Бакланов даже рот приоткрыл и с недоверием посмотрел на Жутаева.
— У-у-у-у! — протянул он, и трудно было понять, что он хотел сказать этим звуком. — Какая она! Ой-ой-ой! Убили при бомбежке? Вот гады!
Брови его сдвинулись к переносице, и он пристально смотрел на портрет, как будто хотел запомнить черты этого лица. Потом бережно поставил карточку на место и взял другую:
— А это?
— Папа.
— Тоже геройский мужчина. Только уж больно они оба молодые. У меня родители куда постарше, а мы с тобой, пожалуй, одногодки. Тебе сколько?
— Шестнадцать.
— Вот и мне шестнадцать… Очень молодые у тебя родители.
— Этот снимок сделан в год моего рождения.
— А-а-а! Тогда все может быть. Значит, сохранил? Правильно сделал. А вот у меня нету с собой карточек. Ни отца, ни матери. Никого, одним словом.
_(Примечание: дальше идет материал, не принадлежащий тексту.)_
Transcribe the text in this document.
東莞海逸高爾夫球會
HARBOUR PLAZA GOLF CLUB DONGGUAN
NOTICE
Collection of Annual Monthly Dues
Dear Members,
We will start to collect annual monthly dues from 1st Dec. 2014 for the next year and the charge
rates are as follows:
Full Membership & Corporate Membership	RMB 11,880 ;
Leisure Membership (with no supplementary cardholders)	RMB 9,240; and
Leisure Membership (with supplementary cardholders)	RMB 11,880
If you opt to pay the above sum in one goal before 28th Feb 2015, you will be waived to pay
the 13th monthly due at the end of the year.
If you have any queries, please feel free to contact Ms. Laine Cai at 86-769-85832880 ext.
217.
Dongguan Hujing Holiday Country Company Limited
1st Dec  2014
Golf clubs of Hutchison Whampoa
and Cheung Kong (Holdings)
Бакланов отошел к столу и задумался. Потом резко повернулся и спросил:
— В кино-то пойдешь?.. Нет? Ну, как хочешь, а я потопаю.
— Вот это напрасно. Поверь моей совести.
— У меня своя есть.
— Тогда еще лучше.
— Не знаю, когда лучше, а когда хуже. Пошел я.
Бакланов безразлично махнул рукой и вышел из комнаты. Оставшись один, Жутаев взял карточки, сел возле стола и долго смотрел на них. Потом закрыл глаза. Его можно было принять за спящего. Но он не спал, а был в полузабытьи. Борис ясно и отчетливо видел то, что безвозвратно потеряно, что в жизни он больше не встретит. Дорогие сердцу картины проплывали одна за другой, ом видел любимых людей, слышал их голоса, чувствовал их дыхание…
Где-то за дверью послышался звонкий смех и говор. Жутаев поставил карточки на тумбочку, выключил свет и лег спать.
Минувшая бессонная ночь и суматошный день очень утомили его, и, едва он опустил голову на подушку, тут же заснул крепким сном.